Na última quarta-feira (15), a Secretaria do Meio Ambiente (Sema) realizou uma reunião em parceria com o Centro de Arte e Meio Ambiente (CAMA) e o Movimento Nacional dos Catadores de Materiais Recicláveis (MNCR) para discutir o Programa Agente Jovem Ambiental (AJA-Bahia).
O encontro foi marcado pela discussão dos objetivos do programa e das propostas de atividades voltadas para a conscientização ambiental nas escolas. A equipe presente debateram estratégias para envolver os jovens nessa importante causa, promovendo a educação ambiental e estimulando ações sustentáveis.

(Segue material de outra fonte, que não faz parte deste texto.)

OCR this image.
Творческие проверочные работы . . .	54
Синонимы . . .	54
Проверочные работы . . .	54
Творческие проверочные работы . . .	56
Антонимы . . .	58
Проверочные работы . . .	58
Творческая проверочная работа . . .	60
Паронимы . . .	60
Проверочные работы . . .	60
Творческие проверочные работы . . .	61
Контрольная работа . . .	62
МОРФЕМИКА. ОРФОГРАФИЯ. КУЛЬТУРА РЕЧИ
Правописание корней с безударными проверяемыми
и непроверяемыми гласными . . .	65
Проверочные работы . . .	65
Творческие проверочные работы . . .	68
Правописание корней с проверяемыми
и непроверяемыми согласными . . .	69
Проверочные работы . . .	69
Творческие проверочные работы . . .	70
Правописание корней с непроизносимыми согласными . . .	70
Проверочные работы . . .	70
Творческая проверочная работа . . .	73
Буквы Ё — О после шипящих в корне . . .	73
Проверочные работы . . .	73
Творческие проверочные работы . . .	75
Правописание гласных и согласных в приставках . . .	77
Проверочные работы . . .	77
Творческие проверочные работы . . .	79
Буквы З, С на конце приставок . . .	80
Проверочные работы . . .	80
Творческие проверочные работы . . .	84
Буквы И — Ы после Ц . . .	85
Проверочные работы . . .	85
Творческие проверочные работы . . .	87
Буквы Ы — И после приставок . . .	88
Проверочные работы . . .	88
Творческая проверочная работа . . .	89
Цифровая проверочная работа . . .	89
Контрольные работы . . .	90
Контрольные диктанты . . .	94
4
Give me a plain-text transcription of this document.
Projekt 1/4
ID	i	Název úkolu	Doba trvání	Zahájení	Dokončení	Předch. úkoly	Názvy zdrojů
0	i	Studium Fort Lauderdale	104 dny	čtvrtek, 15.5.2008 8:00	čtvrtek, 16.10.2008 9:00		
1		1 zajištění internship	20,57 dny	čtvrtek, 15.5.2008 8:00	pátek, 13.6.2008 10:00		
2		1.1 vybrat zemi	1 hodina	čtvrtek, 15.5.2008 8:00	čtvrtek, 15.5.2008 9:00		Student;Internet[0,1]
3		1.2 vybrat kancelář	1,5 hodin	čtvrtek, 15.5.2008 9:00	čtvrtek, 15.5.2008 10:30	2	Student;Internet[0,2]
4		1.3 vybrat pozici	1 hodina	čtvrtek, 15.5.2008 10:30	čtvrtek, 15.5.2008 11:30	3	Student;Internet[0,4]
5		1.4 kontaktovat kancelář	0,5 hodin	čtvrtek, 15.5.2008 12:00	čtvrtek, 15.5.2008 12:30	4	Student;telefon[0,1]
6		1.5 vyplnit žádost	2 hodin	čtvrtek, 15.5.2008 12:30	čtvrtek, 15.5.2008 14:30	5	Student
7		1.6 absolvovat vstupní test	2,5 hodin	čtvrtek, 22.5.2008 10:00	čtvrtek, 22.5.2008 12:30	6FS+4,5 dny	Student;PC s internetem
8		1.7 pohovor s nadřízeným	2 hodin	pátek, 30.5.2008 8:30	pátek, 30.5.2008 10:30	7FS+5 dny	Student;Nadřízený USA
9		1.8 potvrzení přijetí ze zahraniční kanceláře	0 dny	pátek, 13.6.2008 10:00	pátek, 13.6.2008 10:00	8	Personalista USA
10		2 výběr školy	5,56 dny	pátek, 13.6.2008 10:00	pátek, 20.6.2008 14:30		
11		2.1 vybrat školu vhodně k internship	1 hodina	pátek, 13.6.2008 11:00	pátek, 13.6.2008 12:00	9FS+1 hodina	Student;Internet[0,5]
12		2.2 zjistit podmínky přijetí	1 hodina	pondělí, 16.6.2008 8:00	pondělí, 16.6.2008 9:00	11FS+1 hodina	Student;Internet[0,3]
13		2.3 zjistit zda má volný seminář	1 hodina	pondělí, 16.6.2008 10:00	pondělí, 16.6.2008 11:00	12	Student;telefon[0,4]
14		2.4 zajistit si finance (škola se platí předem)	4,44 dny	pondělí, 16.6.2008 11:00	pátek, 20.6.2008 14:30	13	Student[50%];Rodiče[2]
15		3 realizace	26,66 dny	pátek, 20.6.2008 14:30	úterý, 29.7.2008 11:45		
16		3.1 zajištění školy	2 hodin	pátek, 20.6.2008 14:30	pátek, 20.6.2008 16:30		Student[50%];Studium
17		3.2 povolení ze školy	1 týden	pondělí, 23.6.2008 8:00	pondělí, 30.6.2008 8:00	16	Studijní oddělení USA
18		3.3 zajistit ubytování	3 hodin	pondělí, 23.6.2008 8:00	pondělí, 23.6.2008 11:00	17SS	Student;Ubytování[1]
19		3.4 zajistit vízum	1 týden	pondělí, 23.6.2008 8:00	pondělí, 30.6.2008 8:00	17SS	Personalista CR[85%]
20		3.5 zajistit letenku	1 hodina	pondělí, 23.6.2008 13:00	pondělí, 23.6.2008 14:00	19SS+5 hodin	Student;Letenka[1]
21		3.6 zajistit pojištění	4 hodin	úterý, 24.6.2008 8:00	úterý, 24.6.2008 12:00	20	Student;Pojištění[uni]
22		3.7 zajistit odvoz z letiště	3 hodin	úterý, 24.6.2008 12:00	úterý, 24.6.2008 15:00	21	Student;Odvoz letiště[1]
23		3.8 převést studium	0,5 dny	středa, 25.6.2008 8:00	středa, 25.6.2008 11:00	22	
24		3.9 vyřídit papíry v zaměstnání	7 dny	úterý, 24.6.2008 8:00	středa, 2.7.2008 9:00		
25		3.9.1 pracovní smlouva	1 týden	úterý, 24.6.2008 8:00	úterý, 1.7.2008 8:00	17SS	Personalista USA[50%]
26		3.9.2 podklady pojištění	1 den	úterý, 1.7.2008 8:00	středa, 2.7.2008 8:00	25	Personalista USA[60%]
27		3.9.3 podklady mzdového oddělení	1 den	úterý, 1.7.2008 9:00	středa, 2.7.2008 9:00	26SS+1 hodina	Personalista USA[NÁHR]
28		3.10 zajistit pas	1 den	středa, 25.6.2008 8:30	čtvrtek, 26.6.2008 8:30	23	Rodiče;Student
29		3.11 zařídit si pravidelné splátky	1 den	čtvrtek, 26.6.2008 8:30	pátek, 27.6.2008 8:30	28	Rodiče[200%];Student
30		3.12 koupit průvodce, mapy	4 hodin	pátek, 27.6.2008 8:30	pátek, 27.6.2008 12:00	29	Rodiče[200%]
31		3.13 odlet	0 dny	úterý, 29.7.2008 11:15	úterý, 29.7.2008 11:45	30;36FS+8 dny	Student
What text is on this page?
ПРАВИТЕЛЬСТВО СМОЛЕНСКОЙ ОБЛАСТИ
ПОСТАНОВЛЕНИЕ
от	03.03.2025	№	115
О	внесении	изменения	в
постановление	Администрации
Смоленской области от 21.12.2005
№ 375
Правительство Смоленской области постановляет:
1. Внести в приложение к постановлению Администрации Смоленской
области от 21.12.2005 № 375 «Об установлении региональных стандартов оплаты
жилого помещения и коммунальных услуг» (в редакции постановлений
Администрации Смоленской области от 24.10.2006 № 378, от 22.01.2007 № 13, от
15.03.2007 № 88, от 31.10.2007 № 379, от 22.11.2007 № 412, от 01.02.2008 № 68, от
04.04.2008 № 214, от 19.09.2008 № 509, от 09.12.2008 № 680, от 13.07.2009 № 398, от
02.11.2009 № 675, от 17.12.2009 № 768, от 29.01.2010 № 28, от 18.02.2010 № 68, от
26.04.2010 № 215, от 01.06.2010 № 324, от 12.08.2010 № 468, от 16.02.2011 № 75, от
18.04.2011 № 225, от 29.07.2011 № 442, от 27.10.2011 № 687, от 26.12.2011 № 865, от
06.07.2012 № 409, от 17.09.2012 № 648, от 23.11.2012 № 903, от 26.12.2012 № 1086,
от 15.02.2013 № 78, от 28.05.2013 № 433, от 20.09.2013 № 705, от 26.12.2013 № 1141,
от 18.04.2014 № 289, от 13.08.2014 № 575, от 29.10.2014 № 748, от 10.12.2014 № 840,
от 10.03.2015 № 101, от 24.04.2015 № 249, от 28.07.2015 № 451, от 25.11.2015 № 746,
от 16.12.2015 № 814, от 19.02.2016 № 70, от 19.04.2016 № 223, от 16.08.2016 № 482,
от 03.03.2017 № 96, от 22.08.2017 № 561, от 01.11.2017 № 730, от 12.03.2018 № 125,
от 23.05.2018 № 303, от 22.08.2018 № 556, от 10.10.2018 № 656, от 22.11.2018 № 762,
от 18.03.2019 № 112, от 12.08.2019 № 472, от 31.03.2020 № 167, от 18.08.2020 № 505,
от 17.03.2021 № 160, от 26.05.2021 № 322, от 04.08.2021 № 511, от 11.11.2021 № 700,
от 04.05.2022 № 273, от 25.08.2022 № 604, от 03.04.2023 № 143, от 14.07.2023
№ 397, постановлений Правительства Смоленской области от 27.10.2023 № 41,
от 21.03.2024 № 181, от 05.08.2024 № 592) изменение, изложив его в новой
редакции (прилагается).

O superintendente de Políticas e Planejamento Ambiental da Sema, Tiago Porto, destaca que a questão ambiental é uma das temáticas mais relevantes atualmente e reconhece a importância do diálogo para iniciar transformações significativas. “Por meio do AJA, buscamos promover o desenvolvimento da autoestima e do senso de pertencimento entre os jovens, permitindo que compreendam sua realidade local e como podem contribuir para sua transformação. Ao realizar um diagnóstico, sensibilizar, mobilizar e articular, podemos abordar os problemas específicos de cada comunidade, agregar mais pessoas à causa e capacitar os envolvidos. É essencial aprimorar conhecimentos e aproveitar o potencial dos coletivos para impulsionar a transformação da realidade”, reitera Tiago.
O superintendente destaca que na Bahia conseguimos observar os impactos das mudanças climáticas através das estiagens sequenciais. É crucial aproximar essa temática dos jovens, para que eles possam perceber e relatar as transformações em seus territórios ao longo dos anos, com base nos relatos dos mais velhos e em evidências observadas. Através desse envolvimento ativo, poderemos compreender melhor o impacto das mudanças climáticas e incentivar a participação dos jovens na busca por soluções e na preservação do meio ambiente.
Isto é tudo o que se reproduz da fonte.